The hypothesis was confirmed: campaigns targeting 100–250 recipients achieved a median reply rate 2.3x higher than campaigns targeting 2,500+ recipients (6.8% vs. 2.9%). This inverse relationship held across all 12 industries without exception, though the magnitude of the effect varied (strongest in consulting: 3.1x difference; weakest in healthcare: 1.7x difference).

The most likely explanation is that smaller campaigns allow for deeper personalization and tighter targeting. A sender reaching out to 150 carefully researched prospects will naturally write more relevant emails than one blasting 3,000 contacts from a purchased list.

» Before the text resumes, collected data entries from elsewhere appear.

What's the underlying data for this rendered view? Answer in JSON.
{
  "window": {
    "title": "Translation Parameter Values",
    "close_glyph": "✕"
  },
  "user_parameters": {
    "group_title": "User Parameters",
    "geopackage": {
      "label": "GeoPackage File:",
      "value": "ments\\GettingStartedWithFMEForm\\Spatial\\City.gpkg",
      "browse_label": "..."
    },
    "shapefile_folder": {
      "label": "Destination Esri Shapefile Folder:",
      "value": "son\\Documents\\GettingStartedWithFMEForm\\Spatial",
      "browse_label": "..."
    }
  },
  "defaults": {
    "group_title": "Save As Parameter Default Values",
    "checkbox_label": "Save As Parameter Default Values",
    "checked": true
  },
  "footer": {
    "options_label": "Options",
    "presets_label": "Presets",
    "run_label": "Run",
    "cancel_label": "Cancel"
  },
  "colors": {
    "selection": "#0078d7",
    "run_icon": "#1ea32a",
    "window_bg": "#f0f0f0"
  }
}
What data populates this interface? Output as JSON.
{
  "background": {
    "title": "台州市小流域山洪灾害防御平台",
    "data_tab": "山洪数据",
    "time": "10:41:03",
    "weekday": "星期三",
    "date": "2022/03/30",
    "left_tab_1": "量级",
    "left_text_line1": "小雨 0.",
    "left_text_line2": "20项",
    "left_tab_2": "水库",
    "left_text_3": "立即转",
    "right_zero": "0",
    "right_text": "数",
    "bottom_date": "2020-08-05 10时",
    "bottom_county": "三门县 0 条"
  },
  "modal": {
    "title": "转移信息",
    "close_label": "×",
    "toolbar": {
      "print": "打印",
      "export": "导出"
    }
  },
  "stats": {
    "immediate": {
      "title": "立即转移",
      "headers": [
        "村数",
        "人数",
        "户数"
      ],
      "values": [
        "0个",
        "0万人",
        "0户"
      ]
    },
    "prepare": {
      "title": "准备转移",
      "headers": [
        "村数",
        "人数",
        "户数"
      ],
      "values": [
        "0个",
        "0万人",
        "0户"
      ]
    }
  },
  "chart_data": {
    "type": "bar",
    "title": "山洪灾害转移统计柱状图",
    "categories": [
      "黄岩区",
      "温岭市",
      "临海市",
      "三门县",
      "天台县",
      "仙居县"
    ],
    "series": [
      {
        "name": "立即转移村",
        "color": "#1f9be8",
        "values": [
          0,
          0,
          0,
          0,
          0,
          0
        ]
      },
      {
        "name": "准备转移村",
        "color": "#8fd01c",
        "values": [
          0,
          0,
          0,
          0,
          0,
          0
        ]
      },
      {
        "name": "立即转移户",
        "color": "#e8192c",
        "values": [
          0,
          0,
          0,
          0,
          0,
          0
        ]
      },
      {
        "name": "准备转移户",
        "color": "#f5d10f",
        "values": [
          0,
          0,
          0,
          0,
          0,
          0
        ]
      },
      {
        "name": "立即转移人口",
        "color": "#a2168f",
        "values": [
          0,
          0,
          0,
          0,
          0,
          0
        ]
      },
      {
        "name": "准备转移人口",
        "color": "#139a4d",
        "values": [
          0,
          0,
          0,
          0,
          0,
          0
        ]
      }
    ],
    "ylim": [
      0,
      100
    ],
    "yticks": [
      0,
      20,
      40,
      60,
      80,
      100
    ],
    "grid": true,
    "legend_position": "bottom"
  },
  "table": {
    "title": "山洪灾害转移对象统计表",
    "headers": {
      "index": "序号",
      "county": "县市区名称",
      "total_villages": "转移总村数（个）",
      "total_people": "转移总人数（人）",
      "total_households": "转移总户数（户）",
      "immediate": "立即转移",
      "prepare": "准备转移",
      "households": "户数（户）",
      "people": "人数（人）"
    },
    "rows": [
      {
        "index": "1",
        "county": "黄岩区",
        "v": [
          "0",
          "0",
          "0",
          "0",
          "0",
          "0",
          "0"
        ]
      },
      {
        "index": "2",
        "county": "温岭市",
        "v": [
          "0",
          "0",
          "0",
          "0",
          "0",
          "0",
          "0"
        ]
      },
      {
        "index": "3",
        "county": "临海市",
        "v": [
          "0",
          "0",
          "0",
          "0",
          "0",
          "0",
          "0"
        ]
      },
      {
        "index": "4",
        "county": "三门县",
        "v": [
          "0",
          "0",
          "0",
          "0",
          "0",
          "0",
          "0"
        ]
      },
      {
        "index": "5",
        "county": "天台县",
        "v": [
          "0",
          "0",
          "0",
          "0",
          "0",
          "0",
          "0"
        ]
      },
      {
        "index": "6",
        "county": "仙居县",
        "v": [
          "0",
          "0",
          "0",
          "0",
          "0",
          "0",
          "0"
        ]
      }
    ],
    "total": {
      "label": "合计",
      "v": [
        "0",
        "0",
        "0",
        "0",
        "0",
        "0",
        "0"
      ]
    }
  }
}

Temporal Trends: Reply Rates Over the Study Period

Reply rates showed a modest downward trend over the 13-month study period:

  • Q1 2025 (Jan–Mar): Median reply rate 5.6%
  • Q2 2025 (Apr–Jun): Median reply rate 5.3%
  • Q3 2025 (Jul–Sep): Median reply rate 4.9%
  • Q4 2025 (Oct–Dec): Median reply rate 4.8%
  • January 2026: Median reply rate 4.7%

The 0.9 pp decline from Q1 2025 to January 2026 may reflect increasing inbox competition (more senders entering the cold email space), evolving spam filters, or seasonal variation. We cannot distinguish between these explanations from this dataset alone, but the trend is worth noting for teams comparing their current performance against older benchmarks.

Limitations

  • Platform bias: All data comes from WarmySender users. Teams using WarmySender have opted into warmup practices, which likely produces higher deliverability (and therefore higher open and reply rates) than the cold email market as a whole. These benchmarks should be interpreted as performance among warmup-practicing senders, not all cold email senders.
  • Industry self-classification: Sender industry was self-reported at account creation. Misclassification (e.g., a consulting firm categorizing as "SaaS") may affect industry-level accuracy, though the large sample size mitigates individual misclassification impact.
  • Open rate inflation: Apple Mail Privacy Protection (enabled by default on iOS 15+) pre-loads tracking pixels, inflating open rates for recipients using Apple Mail. We estimate this affects 18–24% of B2B recipients. Actual human open rates may be 5–10 percentage points lower than reported figures.
  • Geographic skew: 72.4% of campaigns targeted US/Canada recipients, 16.8% targeted UK/EU, and 10.8% targeted other regions. Benchmarks may not generalize to Asia-Pacific, Latin America, or other markets with different email cultures.
  • Positive reply classification: Positive replies were classified algorithmically using keyword and sentiment analysis, not manual review. Estimated classification accuracy is 87–91%, meaning some negative replies may be miscounted as positive and vice versa.
  • Survivorship bias in sequence data: Prospects who unsubscribe or mark as spam after step 1 are removed from subsequent steps, which may inflate follow-up reply rates as a percentage of remaining recipients.
  • Time period: Data spans January 2025 – January 2026. Market conditions, provider filtering changes, and buyer behavior shift over time. These benchmarks reflect this specific 13-month window.

Conclusion

Cold email reply rates vary dramatically by industry — from 2.1% in financial services to 11.4% in marketing agencies — but within-industry variance (driven by campaign quality, targeting precision, and personalization depth) is equally large. A team benchmarking their performance should compare against their specific industry median while recognizing that top-quartile execution can double or triple the industry average.

The 48% positive-reply ratio provides a useful planning heuristic: for every 100 replies, expect approximately 48 to express genuine interest. Combined with industry-specific reply rates, this enables realistic pipeline forecasting from cold email volume.